Chronology Current Month Current Thread Current Date
[Year List] [Month List (current year)] [Date Index] [Thread Index] [Thread Prev] [Thread Next] [Date Prev] [Date Next]

Re: Indices of refraction are complex??



Digby Willard wrote:

Remember, also, that indices of refraction are complex!

That's news to me. Might be something I once knew, but it rings no bells.
My understanding of indices of refraction comes from Huygens' Principle and
Snell's Law, as applied at the high school level.

Could you elaborate a bit? If possible, keep the elaboration to advanced
high school level or a bit beyond.

Think of the "imaginary" part of "n" as the absorption coefficient - or
perhaps as the "cause" of it. If "n" is complex, then so is the wave
speed, hence so is the wave vector "k". So in the complex notation y =
RealPart[Aexp(i[kx-wt])] (pasted in from John Denker's summary), k has
both real and imaginary parts.
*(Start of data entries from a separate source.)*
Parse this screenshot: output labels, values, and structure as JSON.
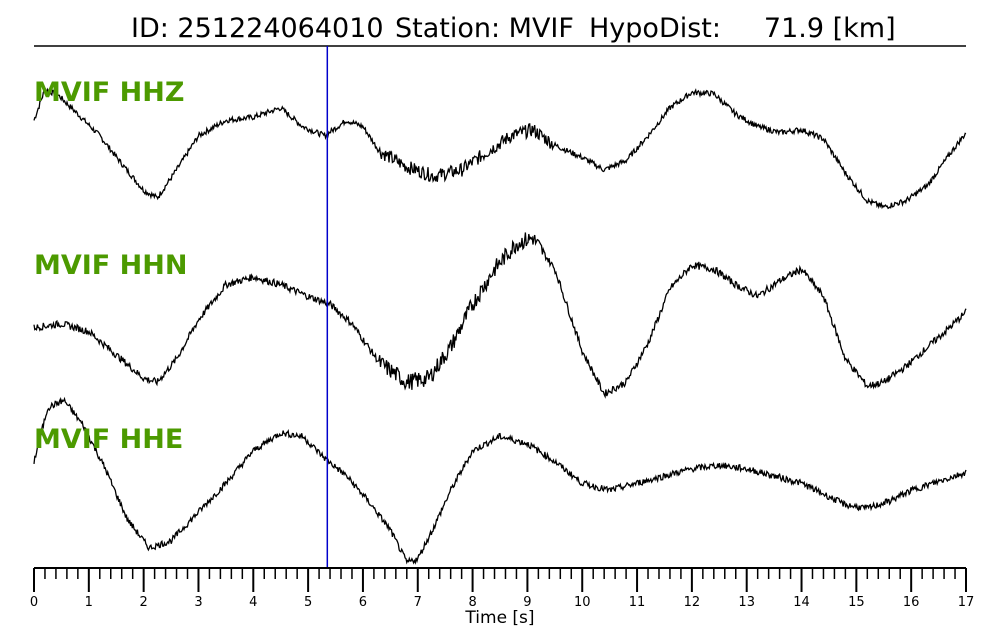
{
  "header": {
    "id_text": "ID: 251224064010",
    "station_text": "Station: MVIF",
    "hypodist_text": "HypoDist:     71.9 [km]"
  },
  "colors": {
    "trace": "#000000",
    "channel_label": "#4c9a00",
    "pick_line": "#0000cc",
    "axis": "#000000"
  },
  "chart_data": {
    "type": "line",
    "title": "ID: 251224064010   Station: MVIF   HypoDist:     71.9 [km]",
    "xlabel": "Time [s]",
    "ylabel": "",
    "xlim": [
      0,
      17
    ],
    "ylim": [
      -1,
      1
    ],
    "x_ticks": [
      0,
      1,
      2,
      3,
      4,
      5,
      6,
      7,
      8,
      9,
      10,
      11,
      12,
      13,
      14,
      15,
      16,
      17
    ],
    "x_minor_step": 0.2,
    "pick_time": 5.35,
    "grid": false,
    "series": [
      {
        "name": "MVIF HHZ",
        "x": [
          0,
          0.2,
          0.45,
          0.8,
          1.2,
          1.6,
          2.0,
          2.25,
          2.6,
          3.0,
          3.5,
          4.0,
          4.5,
          4.9,
          5.3,
          5.7,
          6.0,
          6.3,
          6.8,
          7.3,
          7.8,
          8.2,
          8.7,
          9.1,
          9.5,
          10.0,
          10.4,
          10.8,
          11.2,
          11.6,
          12.0,
          12.4,
          12.8,
          13.2,
          13.6,
          14.0,
          14.4,
          14.8,
          15.2,
          15.5,
          15.9,
          16.3,
          16.7,
          17.0
        ],
        "y": [
          0.35,
          0.85,
          0.75,
          0.45,
          0.1,
          -0.35,
          -0.78,
          -0.9,
          -0.45,
          0.1,
          0.35,
          0.4,
          0.55,
          0.25,
          0.1,
          0.35,
          0.25,
          -0.15,
          -0.4,
          -0.55,
          -0.45,
          -0.2,
          0.1,
          0.2,
          -0.05,
          -0.25,
          -0.45,
          -0.3,
          0.1,
          0.55,
          0.8,
          0.78,
          0.45,
          0.25,
          0.15,
          0.2,
          0.05,
          -0.5,
          -0.95,
          -1.05,
          -0.95,
          -0.7,
          -0.2,
          0.15
        ]
      },
      {
        "name": "MVIF HHN",
        "x": [
          0,
          0.5,
          1.0,
          1.5,
          2.0,
          2.25,
          2.6,
          3.0,
          3.5,
          4.0,
          4.5,
          5.0,
          5.4,
          5.8,
          6.3,
          6.8,
          7.2,
          7.6,
          8.0,
          8.4,
          8.8,
          9.1,
          9.5,
          10.0,
          10.4,
          10.8,
          11.2,
          11.6,
          12.0,
          12.4,
          12.8,
          13.2,
          13.6,
          14.0,
          14.4,
          14.8,
          15.2,
          15.5,
          15.9,
          16.3,
          16.7,
          17.0
        ],
        "y": [
          -0.2,
          -0.15,
          -0.25,
          -0.55,
          -0.85,
          -0.9,
          -0.6,
          -0.1,
          0.35,
          0.45,
          0.35,
          0.2,
          0.1,
          -0.15,
          -0.65,
          -0.9,
          -0.85,
          -0.45,
          0.1,
          0.55,
          0.88,
          0.95,
          0.55,
          -0.5,
          -1.05,
          -0.9,
          -0.4,
          0.3,
          0.6,
          0.55,
          0.35,
          0.2,
          0.4,
          0.55,
          0.2,
          -0.6,
          -0.95,
          -0.9,
          -0.7,
          -0.45,
          -0.2,
          0.0
        ]
      },
      {
        "name": "MVIF HHE",
        "x": [
          0,
          0.25,
          0.55,
          0.9,
          1.3,
          1.7,
          2.1,
          2.5,
          3.0,
          3.5,
          4.0,
          4.5,
          4.9,
          5.3,
          5.7,
          6.1,
          6.5,
          6.8,
          7.0,
          7.3,
          7.6,
          8.0,
          8.5,
          9.0,
          9.5,
          10.0,
          10.5,
          11.0,
          11.5,
          12.0,
          12.5,
          13.0,
          13.5,
          14.0,
          14.4,
          14.8,
          15.2,
          15.6,
          16.0,
          16.4,
          16.8,
          17.0
        ],
        "y": [
          0.2,
          0.95,
          1.05,
          0.7,
          0.1,
          -0.6,
          -1.0,
          -0.9,
          -0.5,
          -0.1,
          0.35,
          0.6,
          0.55,
          0.25,
          0.0,
          -0.35,
          -0.75,
          -1.2,
          -1.15,
          -0.7,
          -0.2,
          0.35,
          0.55,
          0.45,
          0.2,
          -0.1,
          -0.2,
          -0.1,
          0.0,
          0.1,
          0.15,
          0.1,
          0.0,
          -0.1,
          -0.25,
          -0.4,
          -0.45,
          -0.35,
          -0.2,
          -0.1,
          0.0,
          0.05
        ]
      }
    ]
  }
}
The imaginary part will lead to i*i=-1 -
you will be multiplying by exp(-alpha*x)... the wave decays
exponentially with distance into the material.

Again the point is not that "n" really has an imaginary part, but that
this is all nothing but math to do calculations, and writing an
imaginary part onto "n" is an elegant and natural (when you do the full
EM solution) fashion to include absorption effects.